A gorgeous example of Victorian era design with magnificent stained glass windows and a crypt in which there is a restaurant - reminiscent of St Martin’s in the Field in London - and is known as ‘the people’s cathedral’ because of its role in the resistance against apartheid. The central panel of the great west window is dominated by the figure of the triumphant Christ. This Christ is black - a visual counterpart to the white Christ of Calvary that stands above the High Altar - a bid to make sure that the Cathedral’s images of Christ represent the fullness of humanity. The right-hand panel of this work includes the figure of Mahatma Gandhi because of his inspiration to combat racism with love. It is also a tribute to the inter-faith co-operation central to the Cathedral’s vision as a genuinely ‘people’s cathedral’.

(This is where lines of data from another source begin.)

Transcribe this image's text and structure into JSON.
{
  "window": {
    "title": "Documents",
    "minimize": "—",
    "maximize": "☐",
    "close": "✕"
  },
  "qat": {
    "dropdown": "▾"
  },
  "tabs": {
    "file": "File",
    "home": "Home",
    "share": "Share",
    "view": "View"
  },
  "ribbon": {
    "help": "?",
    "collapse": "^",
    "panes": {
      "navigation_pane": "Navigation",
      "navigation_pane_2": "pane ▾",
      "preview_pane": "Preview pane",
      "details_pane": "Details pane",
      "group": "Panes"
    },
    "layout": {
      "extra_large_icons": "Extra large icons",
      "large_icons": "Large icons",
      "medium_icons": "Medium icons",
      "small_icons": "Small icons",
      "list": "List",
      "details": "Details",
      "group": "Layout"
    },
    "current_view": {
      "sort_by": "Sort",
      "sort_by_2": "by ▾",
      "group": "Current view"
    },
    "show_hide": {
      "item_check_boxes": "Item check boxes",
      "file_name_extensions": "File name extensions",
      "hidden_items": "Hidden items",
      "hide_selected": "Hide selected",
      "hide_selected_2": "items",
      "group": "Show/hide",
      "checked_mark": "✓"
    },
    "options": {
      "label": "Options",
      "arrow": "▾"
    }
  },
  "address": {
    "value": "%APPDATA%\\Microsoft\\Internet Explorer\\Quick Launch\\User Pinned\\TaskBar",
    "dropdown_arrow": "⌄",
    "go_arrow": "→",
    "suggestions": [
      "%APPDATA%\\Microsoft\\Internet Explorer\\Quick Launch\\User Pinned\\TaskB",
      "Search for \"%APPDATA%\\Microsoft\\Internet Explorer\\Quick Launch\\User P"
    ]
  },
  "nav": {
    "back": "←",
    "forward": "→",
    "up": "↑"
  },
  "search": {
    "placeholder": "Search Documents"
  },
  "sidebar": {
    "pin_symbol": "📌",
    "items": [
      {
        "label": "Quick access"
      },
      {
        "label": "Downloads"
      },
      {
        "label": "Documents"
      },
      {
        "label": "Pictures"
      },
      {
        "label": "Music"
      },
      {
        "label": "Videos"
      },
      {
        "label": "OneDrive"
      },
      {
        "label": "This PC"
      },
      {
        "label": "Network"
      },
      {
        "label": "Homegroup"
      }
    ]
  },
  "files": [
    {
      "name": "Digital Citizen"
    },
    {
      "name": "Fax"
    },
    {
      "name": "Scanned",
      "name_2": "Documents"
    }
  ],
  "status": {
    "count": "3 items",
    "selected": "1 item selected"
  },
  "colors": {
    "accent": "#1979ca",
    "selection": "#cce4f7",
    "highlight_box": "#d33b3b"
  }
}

The cathedral and apartheid
St George’s kept its doors open to people of all races throughout the apartheid era, and it was Archbishop Desmond Tutu, after he led a mass demonstration of 30 000 people to Grand Parade in 1989, who coined the phrase ‘rainbow people’ to describe South Africa’s diverse population.
The cathedral and theatre
Not only often used for political rallies in the apartheid era, it has also been used for theatrical performances over the years. The venue was often referred to as the Drama Centre or simply The Centre. Among those involved over the years have been Jo Dunstan, Peter Krummeck, John Ramsdale, Rosalie van der Gucht.